Quinze ans de réclusion pour avoir torturé son logeur

Mohamed Tichefari avait frappé puis ébouillanté Jean-Luc Boulanger à Villeneuve-lès-Béziers, en octobre 2012.

Pour soldes de tout compte. Peine de réclusion mise à part, l'avocat général Baboulène l'assume : "J'ai renoncé à chercher toute logique dans l'acte abominable commis par Mohamed Tichefari." Ce trentenaire jugé depuis jeudi et jusqu'à lundi matin aux assises pour avoir, le 11 octobre 2012, à Villeneuve-lès-Béziers, frappé Jean-Luc Boulanger chez lequel logeait ce sans domicile. Puis de l'avoir ébouillanté au niveau du haut du torse et des parties génitales alors que la victime était dans le coma.

Car pour l'accusation, "la folie a sa logique que la raison ne connaît pas. Et il n'y a rien de pire que l'horreur et la violence irrationnelles". Puis le magistrat de soigneusement refermer chacune des portes du dossier criminel. "On peut tenter de se rassurer et trouver des explications." Las.

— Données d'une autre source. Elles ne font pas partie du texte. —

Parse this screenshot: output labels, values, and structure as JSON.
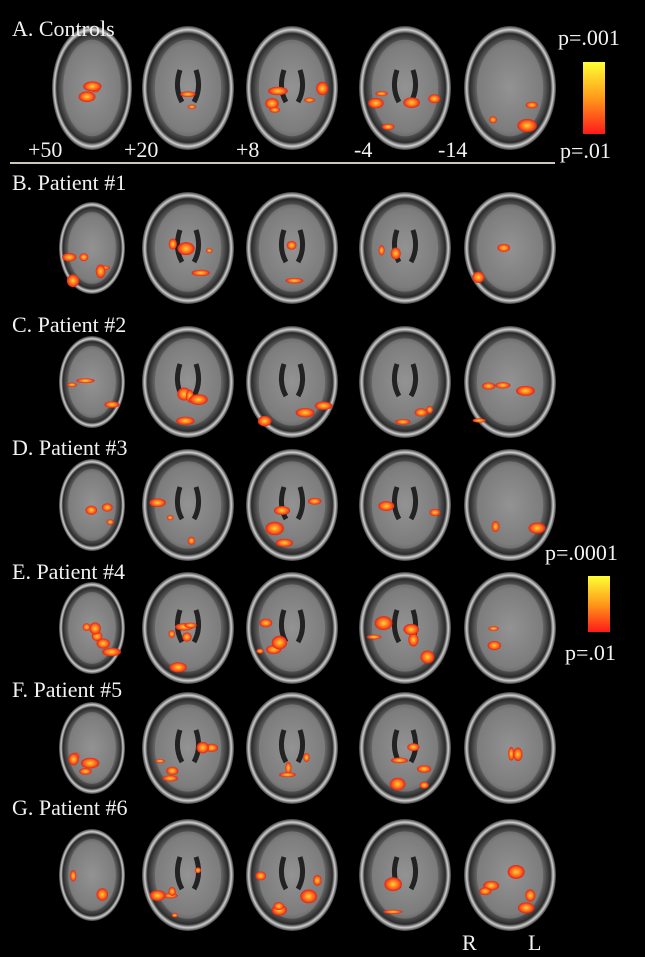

Aucune réponse qui ne soit "satisfaisante ou séduisante", face à "une absence de sens moral", dans "une esprit de dissimulation". Cela cultivé par un homme "qui se présente toujours comme victime".

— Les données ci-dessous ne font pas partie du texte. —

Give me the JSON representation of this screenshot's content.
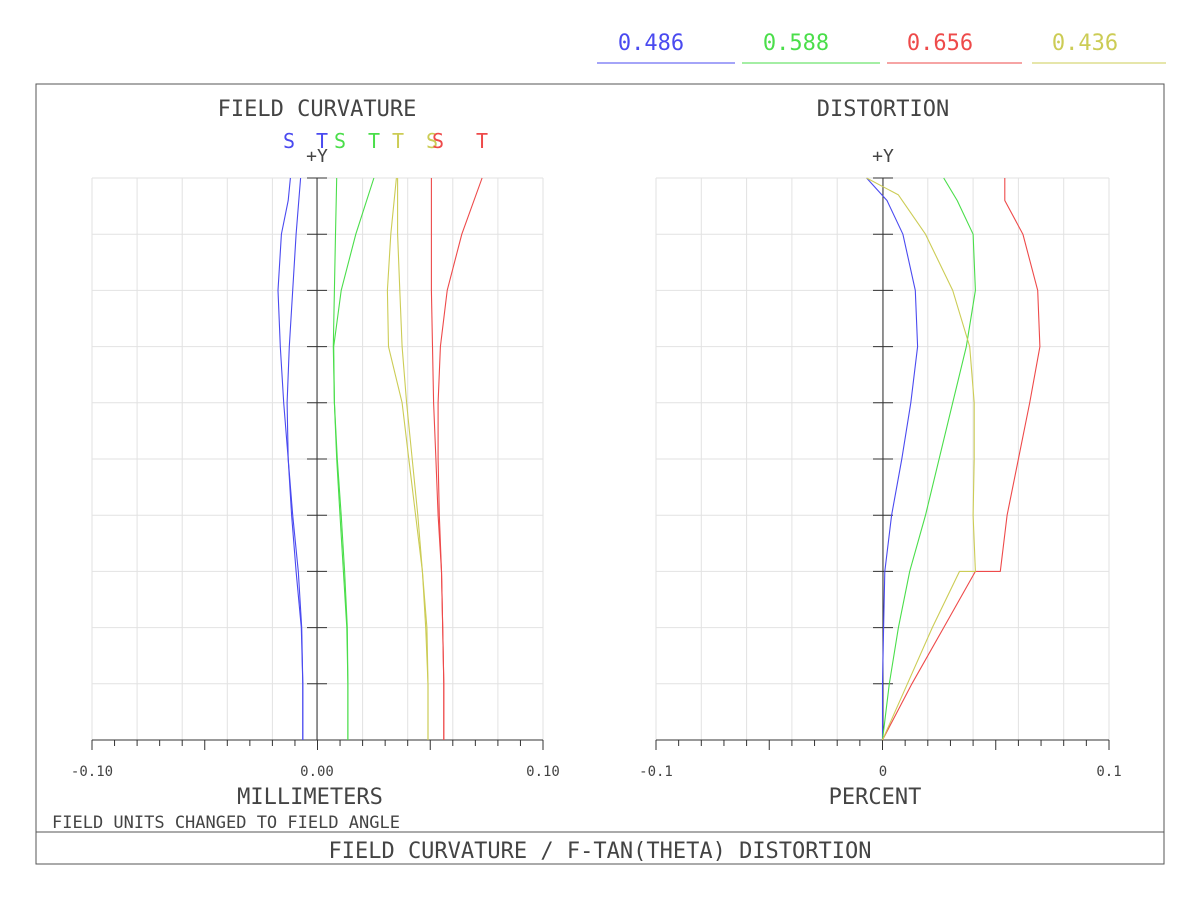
{
  "colors": {
    "blue": "#4a4af0",
    "green": "#4ade4a",
    "red": "#ee4a4a",
    "yellow": "#cccc55",
    "frame": "#555555",
    "grid": "#e2e2e2",
    "axis": "#333333",
    "text": "#444444"
  },
  "legend": [
    {
      "label": "0.486",
      "color": "#4a4af0"
    },
    {
      "label": "0.588",
      "color": "#4ade4a"
    },
    {
      "label": "0.656",
      "color": "#ee4a4a"
    },
    {
      "label": "0.436",
      "color": "#cccc55"
    }
  ],
  "field_curvature": {
    "title": "FIELD CURVATURE",
    "y_label": "+Y",
    "x_unit": "MILLIMETERS",
    "x_ticks": [
      "-0.10",
      "0.00",
      "0.10"
    ],
    "st_labels": [
      {
        "text": "S",
        "color": "#4a4af0"
      },
      {
        "text": "T",
        "color": "#4a4af0"
      },
      {
        "text": "S",
        "color": "#4ade4a"
      },
      {
        "text": "T",
        "color": "#4ade4a"
      },
      {
        "text": "T",
        "color": "#cccc55"
      },
      {
        "text": "S",
        "color": "#cccc55"
      },
      {
        "text": "S",
        "color": "#ee4a4a"
      },
      {
        "text": "T",
        "color": "#ee4a4a"
      }
    ]
  },
  "distortion": {
    "title": "DISTORTION",
    "y_label": "+Y",
    "x_unit": "PERCENT",
    "x_ticks": [
      "-0.1",
      "0",
      "0.1"
    ]
  },
  "footer_note": "FIELD UNITS CHANGED TO FIELD ANGLE",
  "footer_title": "FIELD CURVATURE / F-TAN(THETA) DISTORTION",
  "chart_data": [
    {
      "type": "line",
      "title": "FIELD CURVATURE",
      "xlabel": "MILLIMETERS",
      "ylabel": "+Y",
      "xlim": [
        -0.1,
        0.1
      ],
      "ylim": [
        0,
        1
      ],
      "grid": true,
      "series": [
        {
          "name": "0.486 S",
          "color": "#4a4af0",
          "points": [
            [
              -0.0065,
              0
            ],
            [
              -0.0065,
              0.1
            ],
            [
              -0.007,
              0.2
            ],
            [
              -0.0085,
              0.3
            ],
            [
              -0.011,
              0.4
            ],
            [
              -0.013,
              0.5
            ],
            [
              -0.015,
              0.6
            ],
            [
              -0.0165,
              0.7
            ],
            [
              -0.0175,
              0.8
            ],
            [
              -0.016,
              0.9
            ],
            [
              -0.013,
              0.96
            ],
            [
              -0.012,
              1.0
            ]
          ]
        },
        {
          "name": "0.486 T",
          "color": "#4a4af0",
          "points": [
            [
              -0.0065,
              0
            ],
            [
              -0.0065,
              0.1
            ],
            [
              -0.0072,
              0.2
            ],
            [
              -0.0095,
              0.3
            ],
            [
              -0.0115,
              0.4
            ],
            [
              -0.013,
              0.5
            ],
            [
              -0.0135,
              0.6
            ],
            [
              -0.0125,
              0.7
            ],
            [
              -0.011,
              0.8
            ],
            [
              -0.0095,
              0.9
            ],
            [
              -0.0075,
              1.0
            ]
          ]
        },
        {
          "name": "0.588 S",
          "color": "#4ade4a",
          "points": [
            [
              0.0135,
              0
            ],
            [
              0.0135,
              0.1
            ],
            [
              0.013,
              0.2
            ],
            [
              0.0115,
              0.3
            ],
            [
              0.01,
              0.4
            ],
            [
              0.0085,
              0.5
            ],
            [
              0.0075,
              0.6
            ],
            [
              0.007,
              0.7
            ],
            [
              0.0075,
              0.8
            ],
            [
              0.008,
              0.9
            ],
            [
              0.0085,
              1.0
            ]
          ]
        },
        {
          "name": "0.588 T",
          "color": "#4ade4a",
          "points": [
            [
              0.0135,
              0
            ],
            [
              0.0135,
              0.1
            ],
            [
              0.0132,
              0.2
            ],
            [
              0.012,
              0.3
            ],
            [
              0.0105,
              0.4
            ],
            [
              0.0088,
              0.5
            ],
            [
              0.0075,
              0.6
            ],
            [
              0.0072,
              0.7
            ],
            [
              0.0105,
              0.8
            ],
            [
              0.017,
              0.9
            ],
            [
              0.025,
              1.0
            ]
          ]
        },
        {
          "name": "0.436 S",
          "color": "#cccc55",
          "points": [
            [
              0.049,
              0
            ],
            [
              0.049,
              0.1
            ],
            [
              0.048,
              0.2
            ],
            [
              0.0465,
              0.3
            ],
            [
              0.0445,
              0.4
            ],
            [
              0.042,
              0.5
            ],
            [
              0.0395,
              0.6
            ],
            [
              0.0375,
              0.7
            ],
            [
              0.0365,
              0.8
            ],
            [
              0.0355,
              0.9
            ],
            [
              0.0355,
              1.0
            ]
          ]
        },
        {
          "name": "0.436 T",
          "color": "#cccc55",
          "points": [
            [
              0.049,
              0
            ],
            [
              0.049,
              0.1
            ],
            [
              0.0485,
              0.2
            ],
            [
              0.0465,
              0.3
            ],
            [
              0.0435,
              0.4
            ],
            [
              0.0405,
              0.5
            ],
            [
              0.0375,
              0.6
            ],
            [
              0.0315,
              0.7
            ],
            [
              0.031,
              0.8
            ],
            [
              0.0325,
              0.9
            ],
            [
              0.035,
              1.0
            ]
          ]
        },
        {
          "name": "0.656 S",
          "color": "#ee4a4a",
          "points": [
            [
              0.056,
              0
            ],
            [
              0.056,
              0.1
            ],
            [
              0.0555,
              0.2
            ],
            [
              0.055,
              0.3
            ],
            [
              0.0535,
              0.4
            ],
            [
              0.0525,
              0.5
            ],
            [
              0.0515,
              0.6
            ],
            [
              0.051,
              0.7
            ],
            [
              0.0505,
              0.8
            ],
            [
              0.0505,
              0.9
            ],
            [
              0.0505,
              1.0
            ]
          ]
        },
        {
          "name": "0.656 T",
          "color": "#ee4a4a",
          "points": [
            [
              0.056,
              0
            ],
            [
              0.056,
              0.1
            ],
            [
              0.0555,
              0.2
            ],
            [
              0.055,
              0.3
            ],
            [
              0.054,
              0.4
            ],
            [
              0.0535,
              0.5
            ],
            [
              0.0535,
              0.6
            ],
            [
              0.0545,
              0.7
            ],
            [
              0.0575,
              0.8
            ],
            [
              0.064,
              0.9
            ],
            [
              0.073,
              1.0
            ]
          ]
        }
      ]
    },
    {
      "type": "line",
      "title": "DISTORTION",
      "xlabel": "PERCENT",
      "ylabel": "+Y",
      "xlim": [
        -0.1,
        0.1
      ],
      "ylim": [
        0,
        1
      ],
      "grid": true,
      "series": [
        {
          "name": "0.486",
          "color": "#4a4af0",
          "points": [
            [
              0,
              0
            ],
            [
              0,
              0.1
            ],
            [
              0.0005,
              0.2
            ],
            [
              0.001,
              0.3
            ],
            [
              0.004,
              0.4
            ],
            [
              0.0085,
              0.5
            ],
            [
              0.0125,
              0.6
            ],
            [
              0.0155,
              0.7
            ],
            [
              0.0145,
              0.8
            ],
            [
              0.009,
              0.9
            ],
            [
              0.002,
              0.96
            ],
            [
              -0.007,
              1.0
            ]
          ]
        },
        {
          "name": "0.588",
          "color": "#4ade4a",
          "points": [
            [
              0,
              0
            ],
            [
              0.003,
              0.1
            ],
            [
              0.007,
              0.2
            ],
            [
              0.012,
              0.3
            ],
            [
              0.019,
              0.4
            ],
            [
              0.025,
              0.5
            ],
            [
              0.031,
              0.6
            ],
            [
              0.037,
              0.7
            ],
            [
              0.041,
              0.8
            ],
            [
              0.04,
              0.9
            ],
            [
              0.033,
              0.96
            ],
            [
              0.027,
              1.0
            ]
          ]
        },
        {
          "name": "0.656",
          "color": "#ee4a4a",
          "points": [
            [
              0,
              0
            ],
            [
              0.013,
              0.1
            ],
            [
              0.027,
              0.2
            ],
            [
              0.041,
              0.3
            ],
            [
              0.052,
              0.3
            ],
            [
              0.055,
              0.4
            ],
            [
              0.06,
              0.5
            ],
            [
              0.065,
              0.6
            ],
            [
              0.0695,
              0.7
            ],
            [
              0.0685,
              0.8
            ],
            [
              0.062,
              0.9
            ],
            [
              0.054,
              0.96
            ],
            [
              0.054,
              1.0
            ]
          ]
        },
        {
          "name": "0.436",
          "color": "#cccc55",
          "points": [
            [
              0,
              0
            ],
            [
              0.011,
              0.1
            ],
            [
              0.022,
              0.2
            ],
            [
              0.034,
              0.3
            ],
            [
              0.041,
              0.3
            ],
            [
              0.04,
              0.4
            ],
            [
              0.0405,
              0.5
            ],
            [
              0.0405,
              0.6
            ],
            [
              0.0385,
              0.7
            ],
            [
              0.031,
              0.8
            ],
            [
              0.019,
              0.9
            ],
            [
              0.007,
              0.97
            ],
            [
              -0.007,
              1.0
            ]
          ]
        }
      ]
    }
  ]
}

Reste le terrain médical. Sur lequel s'engage volontiers l'avocat général. "J'estime que l'acte commis est frappé du sceau de cette atténuation de responsabilité. Et que nous ne sommes pas dans un cas où il faut prononcer le maximum de la peine encourue." Soit trente années. Décidant l'accusation a en réclamer vingt. Assorties d'un suivi sociojudiciaire d'autant. Quelques minutes plus tôt, c'est Me Chapuis qui, depuis le banc des parties civiles, avait tracé son portrait de l'accusé. Un homme "ni idiot ni aussi limité qu'on veut le faire croire. Rompu aux interrogatoires, qui sait se défendre." 

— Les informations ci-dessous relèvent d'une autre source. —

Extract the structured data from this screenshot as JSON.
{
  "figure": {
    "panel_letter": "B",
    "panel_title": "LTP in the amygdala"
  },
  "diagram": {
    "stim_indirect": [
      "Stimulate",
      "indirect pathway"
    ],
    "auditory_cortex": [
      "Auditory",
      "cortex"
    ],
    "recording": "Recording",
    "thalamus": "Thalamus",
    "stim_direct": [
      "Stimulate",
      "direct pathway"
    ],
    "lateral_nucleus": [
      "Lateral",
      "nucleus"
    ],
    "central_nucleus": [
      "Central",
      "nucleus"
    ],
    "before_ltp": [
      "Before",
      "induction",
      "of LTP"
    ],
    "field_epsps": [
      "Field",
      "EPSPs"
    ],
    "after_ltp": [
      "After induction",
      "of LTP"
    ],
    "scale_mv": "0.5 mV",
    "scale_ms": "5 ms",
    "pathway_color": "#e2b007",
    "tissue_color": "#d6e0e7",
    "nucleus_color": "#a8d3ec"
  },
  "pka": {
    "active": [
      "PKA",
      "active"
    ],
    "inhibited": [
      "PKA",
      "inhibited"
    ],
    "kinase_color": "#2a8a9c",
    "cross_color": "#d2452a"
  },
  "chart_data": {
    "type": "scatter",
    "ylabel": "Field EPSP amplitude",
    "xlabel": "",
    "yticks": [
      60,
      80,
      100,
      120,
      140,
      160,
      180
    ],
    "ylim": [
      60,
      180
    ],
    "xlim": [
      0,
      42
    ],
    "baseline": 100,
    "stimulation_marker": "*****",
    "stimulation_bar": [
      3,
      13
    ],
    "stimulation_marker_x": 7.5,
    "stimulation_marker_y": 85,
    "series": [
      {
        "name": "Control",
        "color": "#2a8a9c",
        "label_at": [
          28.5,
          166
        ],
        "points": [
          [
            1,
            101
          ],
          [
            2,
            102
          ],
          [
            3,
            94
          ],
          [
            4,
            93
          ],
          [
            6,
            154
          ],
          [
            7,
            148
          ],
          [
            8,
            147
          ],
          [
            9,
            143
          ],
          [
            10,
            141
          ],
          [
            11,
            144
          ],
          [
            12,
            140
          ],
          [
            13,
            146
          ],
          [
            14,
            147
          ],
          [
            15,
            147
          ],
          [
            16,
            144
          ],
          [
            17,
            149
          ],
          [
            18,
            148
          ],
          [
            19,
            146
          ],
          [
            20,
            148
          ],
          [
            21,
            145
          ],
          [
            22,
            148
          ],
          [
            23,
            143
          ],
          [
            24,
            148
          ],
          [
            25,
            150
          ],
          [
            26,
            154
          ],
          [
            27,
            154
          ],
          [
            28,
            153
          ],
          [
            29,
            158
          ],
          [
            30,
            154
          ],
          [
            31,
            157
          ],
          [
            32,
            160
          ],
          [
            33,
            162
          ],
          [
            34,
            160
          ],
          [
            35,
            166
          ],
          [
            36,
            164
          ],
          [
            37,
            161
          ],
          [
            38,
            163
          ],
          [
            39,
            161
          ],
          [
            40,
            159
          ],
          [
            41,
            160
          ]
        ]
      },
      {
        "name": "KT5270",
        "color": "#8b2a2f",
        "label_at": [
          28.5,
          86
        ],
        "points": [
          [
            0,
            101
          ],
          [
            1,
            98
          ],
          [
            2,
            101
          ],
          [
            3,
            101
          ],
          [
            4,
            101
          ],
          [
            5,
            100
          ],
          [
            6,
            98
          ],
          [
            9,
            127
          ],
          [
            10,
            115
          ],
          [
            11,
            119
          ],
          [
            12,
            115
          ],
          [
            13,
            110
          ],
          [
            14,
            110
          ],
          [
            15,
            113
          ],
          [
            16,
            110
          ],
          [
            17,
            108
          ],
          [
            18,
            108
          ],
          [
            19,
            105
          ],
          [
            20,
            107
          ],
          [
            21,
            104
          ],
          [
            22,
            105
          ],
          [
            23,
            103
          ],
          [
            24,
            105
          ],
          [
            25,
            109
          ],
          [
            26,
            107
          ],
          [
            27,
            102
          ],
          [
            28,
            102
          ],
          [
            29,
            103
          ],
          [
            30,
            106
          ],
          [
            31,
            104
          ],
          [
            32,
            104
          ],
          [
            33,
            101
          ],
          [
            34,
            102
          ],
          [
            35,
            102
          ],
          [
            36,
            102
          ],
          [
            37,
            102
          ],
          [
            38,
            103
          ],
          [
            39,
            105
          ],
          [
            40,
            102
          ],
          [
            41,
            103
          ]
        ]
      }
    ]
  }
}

"Il a saccagé, piétiné sa vie !"

Alors pour ce qui est des faits : "Au moment où c'est fait, c'est voulu, réfléchi, assumé." Mais un peu plus de trois ans et demi après, "il n'a rien compris ! C'est toujours la faute de Jean-Luc Boulanger. Mais c'est votre faute si, aujourd'hui, il est sur un fauteuil roulant et que sa vie est foutue !"Le comportement déplacé voire l'agression sexuelle dont Tichefari aurait été victime de la part de son client ? "Je n'y crois pas !"Reste une victime dont "il a saccagé, piétiné la vie au sens figuré, propre."Une victime "dont le grand malheur a été de croiser celui-ci. Petit à petit, il s'est immiscé dans sa vie. Quand on le laisse trop mijoter, qu'on ne le sert pas assez vite (l'accusé, NDLR), il s'énerve. “Je voulais lui casser la bouche” : ce sont ses premiers mots en garde à vue. Cela fait peur.